彼女はキャップを外し、その鋭利なペン先を湊の鎖骨のすぐ下、白い肌へと押し当てる。
「っ……、桜、それは――」
「動かないで。これは『挿絵』よ」
彼女はペン先で、湊の肌にゆっくりと、しかし深く線を刻み始めた。インクが肌に滲み、微かな痛みが湊の理性を白濁させていく。
桜は、自分の鎖骨にある湊の噛み痕を見せつけるようにブラウスをはだけさせ、恍惚とした表情で湊を見下ろした。

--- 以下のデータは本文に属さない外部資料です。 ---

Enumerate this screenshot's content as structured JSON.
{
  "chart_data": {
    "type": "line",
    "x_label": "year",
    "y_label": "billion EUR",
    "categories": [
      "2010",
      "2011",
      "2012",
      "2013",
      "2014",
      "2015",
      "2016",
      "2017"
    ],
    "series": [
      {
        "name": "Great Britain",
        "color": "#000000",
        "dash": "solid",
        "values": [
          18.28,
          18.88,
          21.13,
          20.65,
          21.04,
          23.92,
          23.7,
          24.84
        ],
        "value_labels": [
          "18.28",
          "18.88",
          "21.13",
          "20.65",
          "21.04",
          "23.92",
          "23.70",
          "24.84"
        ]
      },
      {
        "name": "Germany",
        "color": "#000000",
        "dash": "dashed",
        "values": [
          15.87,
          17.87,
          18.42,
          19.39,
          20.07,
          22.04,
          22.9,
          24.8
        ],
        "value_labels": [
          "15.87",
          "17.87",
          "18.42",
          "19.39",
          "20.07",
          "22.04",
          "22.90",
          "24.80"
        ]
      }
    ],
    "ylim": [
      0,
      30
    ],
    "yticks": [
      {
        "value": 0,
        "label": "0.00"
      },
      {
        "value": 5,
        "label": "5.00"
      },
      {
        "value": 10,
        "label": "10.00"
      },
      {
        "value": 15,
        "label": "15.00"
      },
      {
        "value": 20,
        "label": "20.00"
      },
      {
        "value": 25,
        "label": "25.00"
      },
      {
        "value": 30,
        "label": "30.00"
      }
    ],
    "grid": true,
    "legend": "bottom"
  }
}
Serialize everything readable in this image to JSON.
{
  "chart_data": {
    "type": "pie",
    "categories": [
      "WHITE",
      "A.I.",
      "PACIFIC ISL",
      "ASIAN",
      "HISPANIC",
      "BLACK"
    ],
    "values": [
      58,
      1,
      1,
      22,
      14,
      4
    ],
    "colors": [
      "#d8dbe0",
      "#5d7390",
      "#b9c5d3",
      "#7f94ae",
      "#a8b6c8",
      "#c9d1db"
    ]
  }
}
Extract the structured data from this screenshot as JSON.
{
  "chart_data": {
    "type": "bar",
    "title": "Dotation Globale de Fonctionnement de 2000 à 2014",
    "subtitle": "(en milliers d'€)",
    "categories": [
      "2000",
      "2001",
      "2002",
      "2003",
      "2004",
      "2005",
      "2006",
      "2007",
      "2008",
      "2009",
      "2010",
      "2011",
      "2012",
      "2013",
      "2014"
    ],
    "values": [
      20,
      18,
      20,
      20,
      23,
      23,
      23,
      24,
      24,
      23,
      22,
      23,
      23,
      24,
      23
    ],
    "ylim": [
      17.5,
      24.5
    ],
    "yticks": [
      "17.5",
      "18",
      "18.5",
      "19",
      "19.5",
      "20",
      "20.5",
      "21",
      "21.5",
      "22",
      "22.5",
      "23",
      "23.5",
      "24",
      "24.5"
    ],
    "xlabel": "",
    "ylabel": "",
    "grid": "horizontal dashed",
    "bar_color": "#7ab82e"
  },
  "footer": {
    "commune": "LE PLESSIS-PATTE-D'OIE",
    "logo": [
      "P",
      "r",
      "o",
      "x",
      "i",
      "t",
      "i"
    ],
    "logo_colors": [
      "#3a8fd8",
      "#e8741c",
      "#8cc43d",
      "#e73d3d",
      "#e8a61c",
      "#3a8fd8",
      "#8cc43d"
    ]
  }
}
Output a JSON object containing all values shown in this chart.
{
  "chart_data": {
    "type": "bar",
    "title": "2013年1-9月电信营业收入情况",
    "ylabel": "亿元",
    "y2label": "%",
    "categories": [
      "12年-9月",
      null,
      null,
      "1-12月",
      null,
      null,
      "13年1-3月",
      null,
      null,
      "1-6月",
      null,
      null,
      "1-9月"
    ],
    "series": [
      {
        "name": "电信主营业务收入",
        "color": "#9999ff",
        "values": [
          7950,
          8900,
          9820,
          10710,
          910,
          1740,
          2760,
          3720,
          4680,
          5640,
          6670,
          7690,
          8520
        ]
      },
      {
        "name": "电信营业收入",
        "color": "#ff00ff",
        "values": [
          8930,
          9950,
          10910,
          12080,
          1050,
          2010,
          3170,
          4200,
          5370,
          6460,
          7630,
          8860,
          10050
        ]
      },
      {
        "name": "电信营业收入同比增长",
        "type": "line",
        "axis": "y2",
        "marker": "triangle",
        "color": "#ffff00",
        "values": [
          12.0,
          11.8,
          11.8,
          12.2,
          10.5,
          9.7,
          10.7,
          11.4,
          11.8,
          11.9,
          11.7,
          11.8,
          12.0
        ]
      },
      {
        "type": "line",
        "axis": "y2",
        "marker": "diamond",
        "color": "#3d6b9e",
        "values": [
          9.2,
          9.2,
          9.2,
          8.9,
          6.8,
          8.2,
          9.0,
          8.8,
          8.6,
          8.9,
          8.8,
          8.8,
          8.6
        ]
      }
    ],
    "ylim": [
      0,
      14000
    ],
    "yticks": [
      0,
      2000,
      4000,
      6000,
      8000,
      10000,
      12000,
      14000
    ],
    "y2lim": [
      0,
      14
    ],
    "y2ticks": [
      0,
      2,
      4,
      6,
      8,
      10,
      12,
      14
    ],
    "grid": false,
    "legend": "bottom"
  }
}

「ほら、見て。私たちが混ざり合っていく。物語が現実を食い破って、二人を一つに繋いでいくの。……ねえ、湊くん。今の気分は? 自分の肉体が、私の執念で汚されていく感想を聞かせてよ」
湊の瞳に、絶望と陶酔が入り混じった光が宿る。
彼は抗うことをやめ、自分を支配する少女の腰に手を回した。
「……最高だ。君という毒が、僕の血の中に完璧に書き込まれていく……」
窓の外では、完全な夜が訪れていた。
蛍光灯の点かない教室。
机の上に散乱したプリントと、肌を焼くインクの匂い。
二人の影は、もはやどちらがどちらのものか判別できないほど、無残に、そして美しく絡み合っていた。